I'll place it in the water, and remove myself once more
A play on intention, failure, and states of transition, this project explores the intersection of two power relations, two tensions through the focus on two forms: a carpet, removed from Elam and put in the ocean at North Piha Beach, and an interpretation of a full-scale roofline of a worker's hut from the same location, an image critical to New Zealand's Architectural history - 'The Whare in the Bush'.
Built out of deconstructed studio walls, the works engage with a discourse of challenging, destabilising and correcting histories by bringing into view a colonial tension of power relations. Site-practice, in this instance, talks to the narratives of absence and isolation attributed to the Pakeha nationalist ideal of the 'man alone'. Dually, it takes a pointed approach of challenging these similar power relations used in another structural form: minimalist sculpture.

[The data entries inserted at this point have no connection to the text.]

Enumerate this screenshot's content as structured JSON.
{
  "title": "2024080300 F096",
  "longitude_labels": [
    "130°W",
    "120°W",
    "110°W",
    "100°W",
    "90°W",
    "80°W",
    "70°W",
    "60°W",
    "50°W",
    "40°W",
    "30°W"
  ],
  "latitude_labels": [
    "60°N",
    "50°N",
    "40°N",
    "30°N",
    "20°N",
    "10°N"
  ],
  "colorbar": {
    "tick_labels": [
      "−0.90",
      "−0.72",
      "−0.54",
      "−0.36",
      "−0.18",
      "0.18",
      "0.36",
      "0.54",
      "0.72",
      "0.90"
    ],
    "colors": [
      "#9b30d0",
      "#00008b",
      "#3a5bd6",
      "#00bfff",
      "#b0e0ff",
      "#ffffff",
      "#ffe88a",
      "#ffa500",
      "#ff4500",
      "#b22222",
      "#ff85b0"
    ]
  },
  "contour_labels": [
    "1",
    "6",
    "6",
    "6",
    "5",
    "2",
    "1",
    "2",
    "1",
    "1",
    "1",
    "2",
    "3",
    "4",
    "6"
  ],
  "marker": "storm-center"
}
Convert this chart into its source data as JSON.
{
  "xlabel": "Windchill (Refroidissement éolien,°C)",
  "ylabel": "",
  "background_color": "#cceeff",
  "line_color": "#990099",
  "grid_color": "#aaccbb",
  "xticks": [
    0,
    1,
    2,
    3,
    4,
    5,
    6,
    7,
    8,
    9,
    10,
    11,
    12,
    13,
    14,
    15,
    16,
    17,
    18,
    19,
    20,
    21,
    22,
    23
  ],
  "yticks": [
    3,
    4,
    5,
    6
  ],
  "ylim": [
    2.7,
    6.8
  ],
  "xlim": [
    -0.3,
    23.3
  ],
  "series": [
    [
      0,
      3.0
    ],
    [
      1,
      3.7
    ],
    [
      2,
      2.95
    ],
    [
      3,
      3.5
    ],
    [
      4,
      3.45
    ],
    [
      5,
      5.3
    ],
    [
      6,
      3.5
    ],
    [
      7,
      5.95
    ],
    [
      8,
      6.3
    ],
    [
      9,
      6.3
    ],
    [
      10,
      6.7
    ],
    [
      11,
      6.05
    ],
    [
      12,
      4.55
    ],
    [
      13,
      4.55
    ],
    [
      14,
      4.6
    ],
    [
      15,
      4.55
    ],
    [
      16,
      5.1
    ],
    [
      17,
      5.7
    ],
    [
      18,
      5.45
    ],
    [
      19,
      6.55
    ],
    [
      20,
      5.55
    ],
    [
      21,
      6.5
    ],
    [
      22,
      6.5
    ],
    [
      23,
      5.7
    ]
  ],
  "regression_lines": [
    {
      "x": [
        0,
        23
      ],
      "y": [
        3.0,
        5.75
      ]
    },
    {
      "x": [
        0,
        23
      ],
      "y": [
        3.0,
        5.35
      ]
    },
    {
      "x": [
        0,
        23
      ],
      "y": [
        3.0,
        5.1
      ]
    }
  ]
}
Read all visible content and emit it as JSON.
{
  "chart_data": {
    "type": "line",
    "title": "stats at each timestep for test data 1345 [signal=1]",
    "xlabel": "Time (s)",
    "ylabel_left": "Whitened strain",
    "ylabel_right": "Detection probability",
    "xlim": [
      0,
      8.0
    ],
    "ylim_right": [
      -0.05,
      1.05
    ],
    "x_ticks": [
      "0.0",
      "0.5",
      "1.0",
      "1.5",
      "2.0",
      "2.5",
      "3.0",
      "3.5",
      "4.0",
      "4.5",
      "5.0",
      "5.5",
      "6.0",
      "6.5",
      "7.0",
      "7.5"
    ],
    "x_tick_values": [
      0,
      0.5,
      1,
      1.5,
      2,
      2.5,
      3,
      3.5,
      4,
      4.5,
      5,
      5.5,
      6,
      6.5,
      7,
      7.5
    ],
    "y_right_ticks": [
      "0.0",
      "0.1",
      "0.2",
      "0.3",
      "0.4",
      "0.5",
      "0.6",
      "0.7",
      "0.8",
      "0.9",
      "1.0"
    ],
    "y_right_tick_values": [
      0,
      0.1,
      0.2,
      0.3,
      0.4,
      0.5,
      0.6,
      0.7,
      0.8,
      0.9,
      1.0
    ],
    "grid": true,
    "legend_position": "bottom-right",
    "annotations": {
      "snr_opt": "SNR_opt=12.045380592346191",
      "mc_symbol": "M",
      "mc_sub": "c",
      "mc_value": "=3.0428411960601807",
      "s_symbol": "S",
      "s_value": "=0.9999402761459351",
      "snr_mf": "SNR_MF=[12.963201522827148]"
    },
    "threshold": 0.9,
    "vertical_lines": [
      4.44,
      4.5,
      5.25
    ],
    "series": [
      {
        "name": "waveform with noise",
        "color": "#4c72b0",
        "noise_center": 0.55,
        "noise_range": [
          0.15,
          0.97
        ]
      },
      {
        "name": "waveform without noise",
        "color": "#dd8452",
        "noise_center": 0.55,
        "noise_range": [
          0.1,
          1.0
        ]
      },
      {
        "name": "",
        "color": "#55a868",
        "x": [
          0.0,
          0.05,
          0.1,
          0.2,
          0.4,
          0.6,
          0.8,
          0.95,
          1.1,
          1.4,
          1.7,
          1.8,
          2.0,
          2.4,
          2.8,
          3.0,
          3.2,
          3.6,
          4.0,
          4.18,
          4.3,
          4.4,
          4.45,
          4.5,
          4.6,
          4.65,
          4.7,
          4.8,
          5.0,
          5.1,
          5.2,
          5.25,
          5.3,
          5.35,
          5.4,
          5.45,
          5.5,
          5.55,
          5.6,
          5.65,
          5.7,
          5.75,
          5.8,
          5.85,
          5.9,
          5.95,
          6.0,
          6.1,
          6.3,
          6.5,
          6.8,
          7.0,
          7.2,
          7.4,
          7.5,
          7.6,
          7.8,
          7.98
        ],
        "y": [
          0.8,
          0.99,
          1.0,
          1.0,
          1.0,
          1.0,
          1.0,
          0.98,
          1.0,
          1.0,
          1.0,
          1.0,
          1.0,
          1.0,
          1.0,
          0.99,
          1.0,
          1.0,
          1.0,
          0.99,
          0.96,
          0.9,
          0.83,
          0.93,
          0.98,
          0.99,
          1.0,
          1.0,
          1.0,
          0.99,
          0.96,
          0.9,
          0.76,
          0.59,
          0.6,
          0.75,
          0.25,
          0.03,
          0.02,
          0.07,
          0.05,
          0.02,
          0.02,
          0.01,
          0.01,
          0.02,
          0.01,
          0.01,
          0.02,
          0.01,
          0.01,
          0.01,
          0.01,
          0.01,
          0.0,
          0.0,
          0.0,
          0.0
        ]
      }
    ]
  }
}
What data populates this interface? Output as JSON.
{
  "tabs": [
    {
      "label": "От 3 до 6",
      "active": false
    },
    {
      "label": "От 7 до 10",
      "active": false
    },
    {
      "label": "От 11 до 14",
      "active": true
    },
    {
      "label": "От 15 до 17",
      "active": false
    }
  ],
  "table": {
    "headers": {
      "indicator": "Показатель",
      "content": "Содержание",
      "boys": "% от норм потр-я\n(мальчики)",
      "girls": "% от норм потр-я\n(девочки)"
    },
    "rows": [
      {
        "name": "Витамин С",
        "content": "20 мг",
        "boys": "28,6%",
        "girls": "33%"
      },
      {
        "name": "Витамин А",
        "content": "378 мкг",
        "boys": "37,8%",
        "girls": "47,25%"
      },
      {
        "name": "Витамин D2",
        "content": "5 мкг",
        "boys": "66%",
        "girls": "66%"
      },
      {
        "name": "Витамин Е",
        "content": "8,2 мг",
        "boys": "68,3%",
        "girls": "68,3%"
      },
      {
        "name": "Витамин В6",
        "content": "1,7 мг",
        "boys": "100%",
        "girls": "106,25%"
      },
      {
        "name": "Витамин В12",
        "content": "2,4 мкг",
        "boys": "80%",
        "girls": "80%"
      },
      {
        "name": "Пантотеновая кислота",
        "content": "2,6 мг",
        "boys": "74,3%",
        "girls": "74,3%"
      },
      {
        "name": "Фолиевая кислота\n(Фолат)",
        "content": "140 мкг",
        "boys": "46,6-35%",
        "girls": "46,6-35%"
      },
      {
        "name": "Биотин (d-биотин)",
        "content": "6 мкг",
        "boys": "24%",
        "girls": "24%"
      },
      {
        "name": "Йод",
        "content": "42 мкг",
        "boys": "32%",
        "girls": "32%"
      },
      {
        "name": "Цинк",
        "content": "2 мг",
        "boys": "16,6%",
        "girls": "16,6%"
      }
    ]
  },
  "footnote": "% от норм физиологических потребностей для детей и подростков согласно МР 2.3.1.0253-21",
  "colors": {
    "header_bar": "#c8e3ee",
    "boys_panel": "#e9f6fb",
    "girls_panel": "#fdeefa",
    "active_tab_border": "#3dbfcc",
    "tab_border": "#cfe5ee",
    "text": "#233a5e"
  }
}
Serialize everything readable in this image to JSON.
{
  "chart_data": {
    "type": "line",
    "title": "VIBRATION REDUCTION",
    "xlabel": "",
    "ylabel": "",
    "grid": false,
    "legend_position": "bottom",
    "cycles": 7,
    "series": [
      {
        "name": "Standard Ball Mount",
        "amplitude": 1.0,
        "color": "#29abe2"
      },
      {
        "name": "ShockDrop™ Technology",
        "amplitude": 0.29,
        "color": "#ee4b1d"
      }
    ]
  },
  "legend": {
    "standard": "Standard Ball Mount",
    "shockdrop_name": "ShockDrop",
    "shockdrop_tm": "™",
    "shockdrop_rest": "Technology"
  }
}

The works' exploration of temporality and instability attempts to engage feminist approaches to subversion and rejection in order to turn these dialogues on their head. With a preference for intentional failure - breaking down photography as documentation and formal sculptural reproduction allows open-ended poetics and subjectivity to take its place.
This project sits within a tension; a colonial tension, a structural tension - and in recognising the discomfort of this position, it seeks to lean into it in a process of self-reflection. Through this method, the project aims to sit within and bring tensions to the foreground through open-ended failures, to spatialise these processes and explore self-reflexivity as subversive action.